Oleh: Teuku Kemal Fasya

KOMISI Kebenaran dan Rekonsiliasi (KKR) Aceh melaksanakan kegiatan Rapat Dengarkan Kesaksian  atau RDK di gedung DPRK Aceh Utara, 16-17 Juli 2019.

Kegiatan ini kedua kali dilaksanakan KKR Aceh pasca-pembentukannya pada 2016 berdasarkan Qanun No. 17/2013. Penulis sendiri diminta sebagai saksi ahli dalam mendengarkan kesaksian korban pelanggaran HAM yang secara keseluruhan terbagi dua fase. Pertama, pelanggaran HAM pada saat diberlakukan Daerah Operasi Militer (DOM) 1989-1998, dan kedua pada masa pasca-reformasi atau jatuhnya Soeharto hingga menjelang perdamaian Helsinki 15 Agustus 2005.

Ada 16 orang yang menjadi saksi/korban yang menceritakan pengalaman traumatik yang mereka alami. Ada kisah tentang orang yang langsung jatuh miskin ketika rumah dan pertokoannya dibakar aparat keamanan yang tak berhasil menangkap kelompok GAM yang menembak rekan mereka. Ada kisah seorang ibu yang anak perempuannya mati ditembak aparat keamanan karena karena menjalankan fungsi sebagai relawan medis. Pelaku pembunuhan diketahui karena salah seorang rekannya berhasil melarikan diri dan selamat hingga kini.

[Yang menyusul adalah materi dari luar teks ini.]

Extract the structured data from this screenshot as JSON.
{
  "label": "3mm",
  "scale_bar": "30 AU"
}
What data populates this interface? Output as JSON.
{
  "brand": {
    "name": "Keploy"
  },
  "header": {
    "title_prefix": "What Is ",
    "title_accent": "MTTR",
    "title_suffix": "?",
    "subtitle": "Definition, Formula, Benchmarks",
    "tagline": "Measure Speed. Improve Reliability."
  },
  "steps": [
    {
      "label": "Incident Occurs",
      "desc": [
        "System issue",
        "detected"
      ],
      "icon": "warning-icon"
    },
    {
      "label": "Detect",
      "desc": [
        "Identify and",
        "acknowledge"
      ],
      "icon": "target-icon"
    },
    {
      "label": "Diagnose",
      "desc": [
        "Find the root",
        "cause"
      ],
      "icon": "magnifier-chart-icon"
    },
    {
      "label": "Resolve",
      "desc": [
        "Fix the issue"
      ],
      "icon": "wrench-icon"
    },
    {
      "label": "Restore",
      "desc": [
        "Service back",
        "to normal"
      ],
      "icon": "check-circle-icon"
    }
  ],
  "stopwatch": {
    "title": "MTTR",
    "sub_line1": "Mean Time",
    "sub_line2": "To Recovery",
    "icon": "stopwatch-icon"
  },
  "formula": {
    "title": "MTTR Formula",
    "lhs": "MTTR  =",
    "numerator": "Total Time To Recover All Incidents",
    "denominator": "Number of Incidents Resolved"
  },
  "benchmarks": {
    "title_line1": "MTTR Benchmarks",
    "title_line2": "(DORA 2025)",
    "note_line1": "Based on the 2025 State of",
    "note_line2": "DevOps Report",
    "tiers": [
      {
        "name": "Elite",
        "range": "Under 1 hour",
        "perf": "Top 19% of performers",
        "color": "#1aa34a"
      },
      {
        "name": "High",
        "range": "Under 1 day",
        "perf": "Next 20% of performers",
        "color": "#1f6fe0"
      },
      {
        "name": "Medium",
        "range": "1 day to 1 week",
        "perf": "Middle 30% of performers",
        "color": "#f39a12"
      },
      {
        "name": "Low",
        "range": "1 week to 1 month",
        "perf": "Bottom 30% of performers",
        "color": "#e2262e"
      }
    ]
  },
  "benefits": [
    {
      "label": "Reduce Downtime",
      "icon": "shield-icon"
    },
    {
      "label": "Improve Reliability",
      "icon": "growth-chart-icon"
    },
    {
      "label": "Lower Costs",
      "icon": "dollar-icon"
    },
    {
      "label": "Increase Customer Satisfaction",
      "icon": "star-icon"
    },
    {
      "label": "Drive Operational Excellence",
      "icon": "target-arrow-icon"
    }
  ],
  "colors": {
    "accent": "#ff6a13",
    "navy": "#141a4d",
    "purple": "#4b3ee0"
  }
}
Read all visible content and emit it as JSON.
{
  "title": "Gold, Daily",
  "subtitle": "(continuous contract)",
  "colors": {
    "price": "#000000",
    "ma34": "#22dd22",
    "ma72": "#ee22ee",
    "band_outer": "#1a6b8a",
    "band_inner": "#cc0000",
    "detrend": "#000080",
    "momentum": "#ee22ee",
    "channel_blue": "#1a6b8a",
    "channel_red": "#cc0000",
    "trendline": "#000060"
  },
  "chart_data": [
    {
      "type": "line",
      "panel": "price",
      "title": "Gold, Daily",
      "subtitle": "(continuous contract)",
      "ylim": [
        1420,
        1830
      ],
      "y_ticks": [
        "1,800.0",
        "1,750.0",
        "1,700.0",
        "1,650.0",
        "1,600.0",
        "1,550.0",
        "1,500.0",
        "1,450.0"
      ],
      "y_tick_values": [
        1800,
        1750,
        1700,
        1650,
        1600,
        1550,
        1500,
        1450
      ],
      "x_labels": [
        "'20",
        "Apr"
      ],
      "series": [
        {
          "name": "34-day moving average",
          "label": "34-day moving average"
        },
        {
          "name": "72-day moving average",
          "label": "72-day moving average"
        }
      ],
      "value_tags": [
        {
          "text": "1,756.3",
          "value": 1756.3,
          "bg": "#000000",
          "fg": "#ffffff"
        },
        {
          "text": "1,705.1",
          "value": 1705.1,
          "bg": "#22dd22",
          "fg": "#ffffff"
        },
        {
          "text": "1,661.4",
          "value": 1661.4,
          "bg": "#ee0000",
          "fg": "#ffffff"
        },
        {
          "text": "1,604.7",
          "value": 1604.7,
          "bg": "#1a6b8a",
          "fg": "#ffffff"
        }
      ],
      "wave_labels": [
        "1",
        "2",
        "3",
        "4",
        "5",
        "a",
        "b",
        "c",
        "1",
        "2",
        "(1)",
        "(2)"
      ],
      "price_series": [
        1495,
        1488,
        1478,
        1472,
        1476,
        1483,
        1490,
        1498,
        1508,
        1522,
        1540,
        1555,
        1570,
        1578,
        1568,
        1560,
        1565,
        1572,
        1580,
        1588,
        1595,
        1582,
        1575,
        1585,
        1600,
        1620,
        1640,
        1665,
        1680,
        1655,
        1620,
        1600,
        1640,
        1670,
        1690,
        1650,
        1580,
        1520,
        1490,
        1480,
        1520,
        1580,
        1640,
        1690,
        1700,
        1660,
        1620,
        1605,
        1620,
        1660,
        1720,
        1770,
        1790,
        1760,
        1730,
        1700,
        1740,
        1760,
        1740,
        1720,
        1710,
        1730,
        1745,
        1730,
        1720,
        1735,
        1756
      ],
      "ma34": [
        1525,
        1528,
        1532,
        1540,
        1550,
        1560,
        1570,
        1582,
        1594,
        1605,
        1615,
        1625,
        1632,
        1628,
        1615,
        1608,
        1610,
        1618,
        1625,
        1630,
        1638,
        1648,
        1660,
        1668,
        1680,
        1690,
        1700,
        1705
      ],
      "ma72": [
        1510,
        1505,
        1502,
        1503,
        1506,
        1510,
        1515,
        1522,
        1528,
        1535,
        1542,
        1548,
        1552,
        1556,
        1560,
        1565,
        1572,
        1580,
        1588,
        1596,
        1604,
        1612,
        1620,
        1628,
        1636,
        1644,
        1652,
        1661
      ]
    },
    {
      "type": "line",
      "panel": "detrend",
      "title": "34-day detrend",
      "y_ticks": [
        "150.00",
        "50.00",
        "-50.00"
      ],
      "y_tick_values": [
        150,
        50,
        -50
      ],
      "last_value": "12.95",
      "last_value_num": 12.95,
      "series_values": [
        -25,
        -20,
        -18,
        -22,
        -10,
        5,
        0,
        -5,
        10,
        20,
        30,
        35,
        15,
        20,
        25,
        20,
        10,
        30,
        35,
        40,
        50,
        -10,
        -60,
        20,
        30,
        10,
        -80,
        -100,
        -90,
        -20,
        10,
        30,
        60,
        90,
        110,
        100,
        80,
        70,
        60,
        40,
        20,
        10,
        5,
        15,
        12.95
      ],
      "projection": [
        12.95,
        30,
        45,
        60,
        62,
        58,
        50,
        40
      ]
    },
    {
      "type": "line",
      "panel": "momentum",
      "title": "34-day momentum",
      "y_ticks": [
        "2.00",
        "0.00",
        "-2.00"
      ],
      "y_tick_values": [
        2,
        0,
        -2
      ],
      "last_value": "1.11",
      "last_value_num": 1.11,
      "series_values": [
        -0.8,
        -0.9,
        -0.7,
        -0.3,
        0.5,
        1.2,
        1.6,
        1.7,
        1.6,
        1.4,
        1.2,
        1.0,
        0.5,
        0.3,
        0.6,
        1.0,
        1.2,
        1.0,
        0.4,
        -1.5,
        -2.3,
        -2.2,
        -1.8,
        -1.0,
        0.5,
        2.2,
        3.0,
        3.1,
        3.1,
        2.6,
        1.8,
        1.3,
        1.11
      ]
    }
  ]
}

Ada kisah seorang anak yang mengalami kesedihan beruntun. Pertama pada satu hari di bulan puasa 1999 ia menghadapi kenyataan ayahnya dibunuh oleh “kelompok gerilyawan”. Mayatnya dimasukkan ke dalam karung dengan alat kelamin terpotong dan tulisan “ini penghianat bangsa”. Pada 2003 ia kembali berduka, ibunya ditembak di kepala. Ceritanya sang ibu tak sanggup lagi memenuhi permintaan “pajak nanggroe” oleh GAM. Ada kisah seorang bapak yang disiksa, disundut alat kelaminnya dengan puntung rokok hingga mengalami impotensi. Ia dituduh menyimpan senjata, padahal seumur hidup tak pernah memegang senjata.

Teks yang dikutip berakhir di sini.